Child Study Observation To begin, I observed two children, one boy and one girl, at the Lakeview child study center. I observed substantial differences in how the two children interacted with other children, as well as adults. First, I observed the boy. He went through periods of verbal and non-verbal interaction. For example, he would speak to a teacher by asking her to watch him hoola-hoop.

Then, a few moments later he would ignore the teacher when she asked him a question. This verbal-non-verbal behavior continued through out the observation and when he moved from one area to another. On comparison, the girl that I observed was extremely vocal and stayed in one area during the entire observation. She enjoyed the company around her because she was vocally and physically active in a positive manner.

The girl seemed to be quite comfortable in a tightly knitted group, slightly brushing against the teacher and other children she was playing with. On the other hand, the boy was distant and on the move. He was active and enjoyed keeping to himself.

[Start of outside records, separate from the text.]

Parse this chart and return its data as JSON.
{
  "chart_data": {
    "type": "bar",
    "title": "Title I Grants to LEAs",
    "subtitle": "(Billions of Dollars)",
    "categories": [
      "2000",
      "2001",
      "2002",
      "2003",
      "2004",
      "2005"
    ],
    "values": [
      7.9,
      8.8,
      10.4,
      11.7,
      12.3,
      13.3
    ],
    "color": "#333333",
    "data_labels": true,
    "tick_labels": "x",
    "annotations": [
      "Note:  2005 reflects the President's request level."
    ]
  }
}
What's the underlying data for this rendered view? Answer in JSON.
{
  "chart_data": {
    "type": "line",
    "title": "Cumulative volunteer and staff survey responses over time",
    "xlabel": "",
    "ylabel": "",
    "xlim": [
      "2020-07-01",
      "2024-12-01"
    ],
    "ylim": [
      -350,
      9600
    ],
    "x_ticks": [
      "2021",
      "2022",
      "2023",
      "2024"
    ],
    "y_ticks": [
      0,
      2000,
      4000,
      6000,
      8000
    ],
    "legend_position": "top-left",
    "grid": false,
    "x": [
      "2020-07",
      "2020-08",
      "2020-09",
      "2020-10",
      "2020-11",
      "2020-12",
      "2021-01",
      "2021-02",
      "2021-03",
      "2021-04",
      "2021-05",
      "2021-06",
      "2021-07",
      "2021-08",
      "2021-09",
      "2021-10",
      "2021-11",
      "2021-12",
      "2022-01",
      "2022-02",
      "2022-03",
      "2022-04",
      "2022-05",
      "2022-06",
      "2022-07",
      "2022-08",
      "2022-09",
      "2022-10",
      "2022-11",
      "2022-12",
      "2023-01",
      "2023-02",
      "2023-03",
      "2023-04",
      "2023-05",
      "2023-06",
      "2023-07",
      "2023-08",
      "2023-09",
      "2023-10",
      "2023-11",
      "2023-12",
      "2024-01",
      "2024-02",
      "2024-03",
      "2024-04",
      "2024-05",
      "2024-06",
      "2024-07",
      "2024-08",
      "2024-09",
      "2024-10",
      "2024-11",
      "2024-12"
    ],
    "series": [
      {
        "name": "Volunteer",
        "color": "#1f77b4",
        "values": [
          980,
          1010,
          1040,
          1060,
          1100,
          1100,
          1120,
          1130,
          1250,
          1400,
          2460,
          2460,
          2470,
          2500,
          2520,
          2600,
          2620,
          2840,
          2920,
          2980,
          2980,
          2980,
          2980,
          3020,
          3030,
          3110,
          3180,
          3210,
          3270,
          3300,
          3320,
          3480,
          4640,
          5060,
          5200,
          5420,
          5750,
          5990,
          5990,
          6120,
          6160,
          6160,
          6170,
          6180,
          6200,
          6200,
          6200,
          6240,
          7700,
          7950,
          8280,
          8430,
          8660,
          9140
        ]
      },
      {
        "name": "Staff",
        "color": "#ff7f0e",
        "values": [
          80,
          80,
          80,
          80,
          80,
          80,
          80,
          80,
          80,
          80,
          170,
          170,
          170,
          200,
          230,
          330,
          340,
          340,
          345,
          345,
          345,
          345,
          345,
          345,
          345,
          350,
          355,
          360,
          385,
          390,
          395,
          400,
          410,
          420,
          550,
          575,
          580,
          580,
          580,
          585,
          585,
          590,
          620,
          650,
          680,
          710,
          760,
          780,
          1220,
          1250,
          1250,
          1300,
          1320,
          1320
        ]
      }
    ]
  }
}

He would approach a group and keep his distance as the watched the other children participate, seemingly, as if he were conducting his own observation study.

Moreover, the interactions with adults were distinctly different. With the exception of hoola-hoop, the boy mainly used non-verbal communication. At times where he was asked a question that he could not answer with a head movement, he would just avoid the question by waling away. In comparison, the girl was very vocal and enjoyed speaking to adults.

Along with her extreme talkativeness, she was not bothered by physical contact at all. In fact, when she spoke to someone, she walked right up to him or her and touched him or her somehow, either by hand contact or brushing against him or her. More importantly, the girl seemed to appear capable of successful social interaction, where as, the boy seemed capable, but preferred not to socialize. He was not ignored by others, but rather chose to ignore others himself.

Furthermore, overall, there are significant differences of social interaction behaviors between boys and girls based on the data I obtained from this observation. Undoubtedly, I cannot generalize these differences to all boys and girls solely on the data from this observation; nevertheless, the data obtained is interesting enough!